In fly-fishing, you cast the line not the lure. But the other principles that I've described are much the same, i.e., the farther you want to cast, the farther back you bring your rod and the higher you aim when you bring it forward and stop it. The main difference is that with a fly rod you'll often be casting 40 feet of line or more on both strokes, forward and back. You've got to time your stroke appropriately, allowing the line to move and to straighten out, behind you as well as in front of you, each time you cast. In order to accomplish this, you need to move your rod tip in practically a straight line toward and away from your target. If you move it in a deep arc, as you do in bait casting, you'll end up throwing your line inaccurately downward into the water behind you and in front of you.

These principles, as simple as they sound, were until recently looked upon as a practically heretical method of explaining or teaching fly-casting. Even at the beginning of this decade, fly casting was most often taught according to the traditions of the previous century and took practically no account of the developments in rod materials and line design. People were routinely told to practice the casting stroke as if they were standing in front of a clock face. The rod, we were told, should only move between the positions of 10 o'clock and 2 o'clock, and it should move in a rigid and regular beat. This was the original English tradition, and it was the foundation of most modern casting techniques...

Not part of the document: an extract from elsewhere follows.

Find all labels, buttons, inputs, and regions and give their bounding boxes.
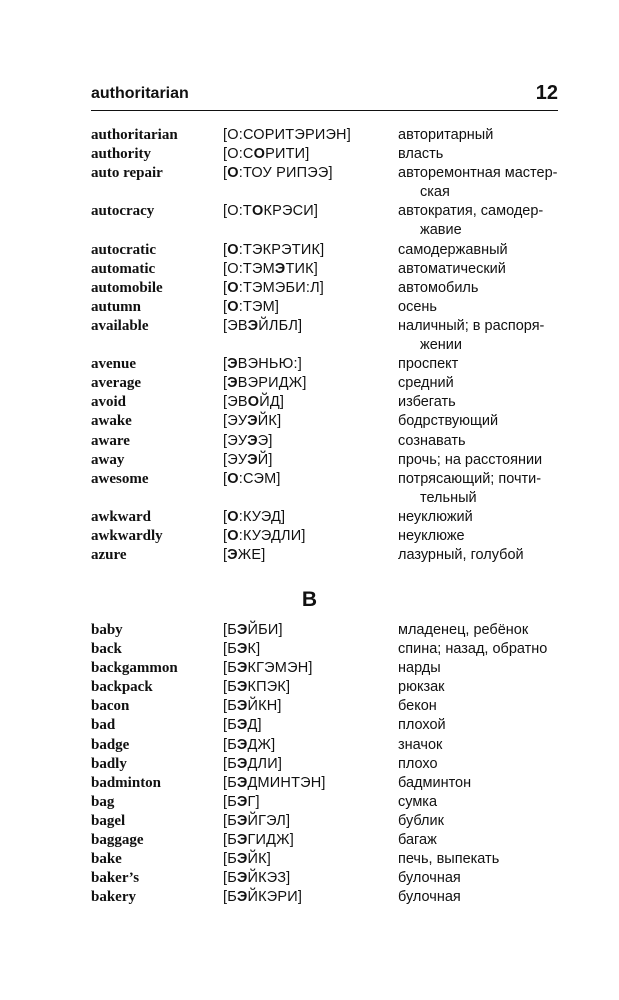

Until two fellows, Bernard "Lefty" Kreh and Ed Jawarowski, came along to wreck the rigid mythology. I can highly recommend them as the best sources available for learning both your basic stroke and more advanced casts. Their style of casting and teaching casting is natural, understandable, relaxed, and completely adapted to the graphite rods of today. Ed's well-illustrated book, The Cast, is arguably the best available guide to fly casting. I only wish it was around some 25 years ago when I took my first stabs at fly-fishing. It would have saved me years of frustration.